À época da tramitação da lei, nós da Fenasce resistimos muito a alguns pontos do texto, principalmente no que diz respeito à questão da formação técnica, que não estava claramente estabelecida. Mas, quando olhamos para o outro lado, vimos as portarias que assustaram a categoria, por exemplo... Então entendemos que tínhamos que apoiar a lei, mesmo sabendo que ela tem alguns passos em falso, juridicamente falando.

A formação técnica poderia estar mais clara e obrigatória, na lei. Nós sabemos que a formação técnica para ACS e ACE é essencial. E, ressaltando: ela precisa ser presencial. Sabemos que este é o melhor caminho. É a garantia para um futuro na área profissional para os agentes.

No início de fevereiro deste ano, foi criada uma Frente Parlamentar em Defesa dos Agentes Comunitários de Saúde e Agentes de Combates às Endemias no Congresso, com 337 integrantes. A Fenasce avalia que esta é a melhor forma de ação e luta para a categoria? Já é possível avaliar a ação desta Frente até agora?

Nós não podemos avaliar ainda a ação. Temos novos componentes, com a renovação de mais de 60% do Congresso. Já realizamos uma reunião com o presidente da Frente Parlamentar Mista e vamos precisar avaliar se ela terá o compromisso de olhar para o ACS e ACE, principalmente quando a categoria sofre ataques como este da CNM.

Nos dias 26 e 27 de março, teremos um movimento nacional em Brasília convocado pela Confederação Nacional dos Agentes Comunitários de Saúde (Conacs) e pela Fenasce, e o nosso objetivo é marcar território. Vamos ver o desempenho da Frente Parlamentar a nosso favor e também o comportamento do novo ministro da Saúde, Luiz Henrique Mandetta.

Qual a expectativa da categoria em relação à atuação do novo ministro?

Quando era deputado Federal, Mandetta defendia a categoria e atirava pedra. Agora, as pedras serão atiradas nele. A categoria está depositando uma grande confiança, porque como deputado ele sempre esteve em nossa defesa. Mas precisamos ver o que vai acontecer, pois temos pautas importantes, como a dos cursos técnicos.

Mas nós sabemos que não vai ser fácil... Estive em reunião com o Ministério da Saúde, no gabinete, e eles colocaram que estão encontrando dificuldade para repassar o piso salarial nacional. Estão fazendo remanejamento na Pasta e cumprindo. Mas quando o piso foi aprovado não foi realizado nenhum estudo sobre o impacto financeiro que iria trazer a mudança. O Ministério diz que “fez das tripas coração” para honrar o reajuste. E de fato está honrando. Mas daí tiramos a conclusão: se estão com dificuldade para bancar o reajuste do piso, imagine para as outras pautas?

Diante deste panorama possível de crise no repasse, qual a pauta principal para vocês, da qual não vão abrir mão?
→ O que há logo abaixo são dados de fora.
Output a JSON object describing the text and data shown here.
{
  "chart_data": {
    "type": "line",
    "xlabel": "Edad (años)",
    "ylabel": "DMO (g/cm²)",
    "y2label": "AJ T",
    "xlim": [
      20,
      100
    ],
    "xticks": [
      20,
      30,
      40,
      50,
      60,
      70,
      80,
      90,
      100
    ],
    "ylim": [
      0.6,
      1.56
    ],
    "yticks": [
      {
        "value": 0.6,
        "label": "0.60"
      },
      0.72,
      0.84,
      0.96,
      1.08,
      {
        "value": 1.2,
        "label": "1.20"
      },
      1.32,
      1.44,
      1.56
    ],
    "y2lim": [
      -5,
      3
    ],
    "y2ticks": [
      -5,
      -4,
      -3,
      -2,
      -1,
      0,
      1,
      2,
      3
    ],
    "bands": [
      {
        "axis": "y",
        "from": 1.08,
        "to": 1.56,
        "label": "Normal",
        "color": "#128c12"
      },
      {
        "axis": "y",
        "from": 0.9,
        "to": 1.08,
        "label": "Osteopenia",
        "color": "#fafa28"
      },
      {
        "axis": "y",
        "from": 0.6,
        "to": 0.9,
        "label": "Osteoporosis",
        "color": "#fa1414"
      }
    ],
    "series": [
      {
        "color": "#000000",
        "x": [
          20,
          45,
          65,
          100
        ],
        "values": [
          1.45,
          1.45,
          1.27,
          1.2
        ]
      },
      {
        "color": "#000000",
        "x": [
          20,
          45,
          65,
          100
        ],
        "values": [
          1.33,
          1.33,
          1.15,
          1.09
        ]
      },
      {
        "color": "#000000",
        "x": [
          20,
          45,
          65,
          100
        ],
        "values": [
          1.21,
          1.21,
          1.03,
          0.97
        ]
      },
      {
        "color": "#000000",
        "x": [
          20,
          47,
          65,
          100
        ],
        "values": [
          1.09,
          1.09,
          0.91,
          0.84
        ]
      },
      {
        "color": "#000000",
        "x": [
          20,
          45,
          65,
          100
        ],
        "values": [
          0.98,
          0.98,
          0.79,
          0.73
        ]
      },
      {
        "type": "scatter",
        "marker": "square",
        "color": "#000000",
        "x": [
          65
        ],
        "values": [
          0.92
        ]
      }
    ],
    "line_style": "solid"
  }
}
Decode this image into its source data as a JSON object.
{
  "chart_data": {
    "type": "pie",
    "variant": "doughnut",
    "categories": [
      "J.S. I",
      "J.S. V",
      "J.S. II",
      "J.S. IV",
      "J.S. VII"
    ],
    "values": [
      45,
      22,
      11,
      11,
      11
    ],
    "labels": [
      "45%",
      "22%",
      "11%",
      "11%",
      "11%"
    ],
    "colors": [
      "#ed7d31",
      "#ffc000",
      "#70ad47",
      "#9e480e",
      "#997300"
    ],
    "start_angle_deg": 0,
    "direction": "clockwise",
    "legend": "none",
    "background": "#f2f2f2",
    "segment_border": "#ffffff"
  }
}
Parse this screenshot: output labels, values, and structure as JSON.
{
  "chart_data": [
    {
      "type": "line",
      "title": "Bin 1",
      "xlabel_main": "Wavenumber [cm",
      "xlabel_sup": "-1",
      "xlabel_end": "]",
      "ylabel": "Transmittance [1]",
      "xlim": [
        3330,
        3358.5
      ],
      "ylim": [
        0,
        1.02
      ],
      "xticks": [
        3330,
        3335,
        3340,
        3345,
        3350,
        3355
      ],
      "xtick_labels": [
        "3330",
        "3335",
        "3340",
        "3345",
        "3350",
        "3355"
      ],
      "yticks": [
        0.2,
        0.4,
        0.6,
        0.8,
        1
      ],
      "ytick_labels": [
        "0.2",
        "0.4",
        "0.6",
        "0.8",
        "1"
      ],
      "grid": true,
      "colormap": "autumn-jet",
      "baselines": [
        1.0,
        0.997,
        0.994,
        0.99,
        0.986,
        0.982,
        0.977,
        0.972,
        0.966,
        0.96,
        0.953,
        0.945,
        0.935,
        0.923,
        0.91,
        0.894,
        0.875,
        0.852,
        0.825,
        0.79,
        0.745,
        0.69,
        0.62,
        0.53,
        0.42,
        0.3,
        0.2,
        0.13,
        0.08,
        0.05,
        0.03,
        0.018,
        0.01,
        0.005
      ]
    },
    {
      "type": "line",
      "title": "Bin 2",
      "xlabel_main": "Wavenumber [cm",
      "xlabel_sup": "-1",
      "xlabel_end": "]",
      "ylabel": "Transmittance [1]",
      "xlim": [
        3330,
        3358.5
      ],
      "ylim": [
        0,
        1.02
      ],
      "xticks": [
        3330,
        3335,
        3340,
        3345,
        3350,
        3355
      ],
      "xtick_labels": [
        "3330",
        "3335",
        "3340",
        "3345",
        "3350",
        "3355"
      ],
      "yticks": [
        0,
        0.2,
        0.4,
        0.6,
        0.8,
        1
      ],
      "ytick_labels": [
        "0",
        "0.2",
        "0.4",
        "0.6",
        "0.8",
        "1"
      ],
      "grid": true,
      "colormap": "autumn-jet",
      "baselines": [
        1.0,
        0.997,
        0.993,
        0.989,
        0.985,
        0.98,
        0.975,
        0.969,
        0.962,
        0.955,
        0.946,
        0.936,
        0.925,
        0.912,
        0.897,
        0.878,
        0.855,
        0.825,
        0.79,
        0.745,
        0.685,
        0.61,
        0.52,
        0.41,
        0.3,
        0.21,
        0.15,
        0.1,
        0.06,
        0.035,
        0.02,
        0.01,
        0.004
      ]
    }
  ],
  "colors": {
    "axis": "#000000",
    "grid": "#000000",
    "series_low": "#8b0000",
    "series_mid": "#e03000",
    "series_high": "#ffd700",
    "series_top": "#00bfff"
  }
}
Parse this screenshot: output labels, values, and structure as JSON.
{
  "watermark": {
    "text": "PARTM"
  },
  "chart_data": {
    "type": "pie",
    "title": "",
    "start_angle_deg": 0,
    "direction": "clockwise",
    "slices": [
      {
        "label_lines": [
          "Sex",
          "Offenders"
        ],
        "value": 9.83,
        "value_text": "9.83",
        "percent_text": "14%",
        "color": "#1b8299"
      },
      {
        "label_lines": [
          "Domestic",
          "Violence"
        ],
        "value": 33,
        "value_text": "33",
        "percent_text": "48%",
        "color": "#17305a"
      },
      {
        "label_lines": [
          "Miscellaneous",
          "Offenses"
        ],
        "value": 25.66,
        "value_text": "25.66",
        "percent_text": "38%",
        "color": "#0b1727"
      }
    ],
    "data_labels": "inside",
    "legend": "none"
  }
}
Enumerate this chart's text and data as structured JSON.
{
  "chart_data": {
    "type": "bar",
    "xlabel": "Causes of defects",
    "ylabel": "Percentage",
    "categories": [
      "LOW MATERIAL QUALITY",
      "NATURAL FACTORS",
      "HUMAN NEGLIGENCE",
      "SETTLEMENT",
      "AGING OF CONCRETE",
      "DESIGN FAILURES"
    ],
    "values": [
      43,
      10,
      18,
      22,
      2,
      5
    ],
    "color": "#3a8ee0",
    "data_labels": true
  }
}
Não vamos abrir mão da implantação efetiva dos cursos técnicos, o que é essencial e representa o nosso futuro. No caso dos agentes de endemias, a situação dos cursos técnicos é ainda mais complicada. É uma categoria que não fez nenhuma etapa de curso, por mais ele já exista desde 2011. Esses trabalhadores têm que começar do zero.

É bom salientar que qualquer outro curso pequeno de preparação para a categoria é importante. Temos que estar preparados também para o que surge. Para se ter ideia, no caso da zika, os agentes não foram sequer treinados... Levaram os agentes para uma sala por um dia, o que foi chamado de capacitação, e no dia seguinte eles foram para o campo no estilo ‘se vira nos 30’. Isso não pode acontecer!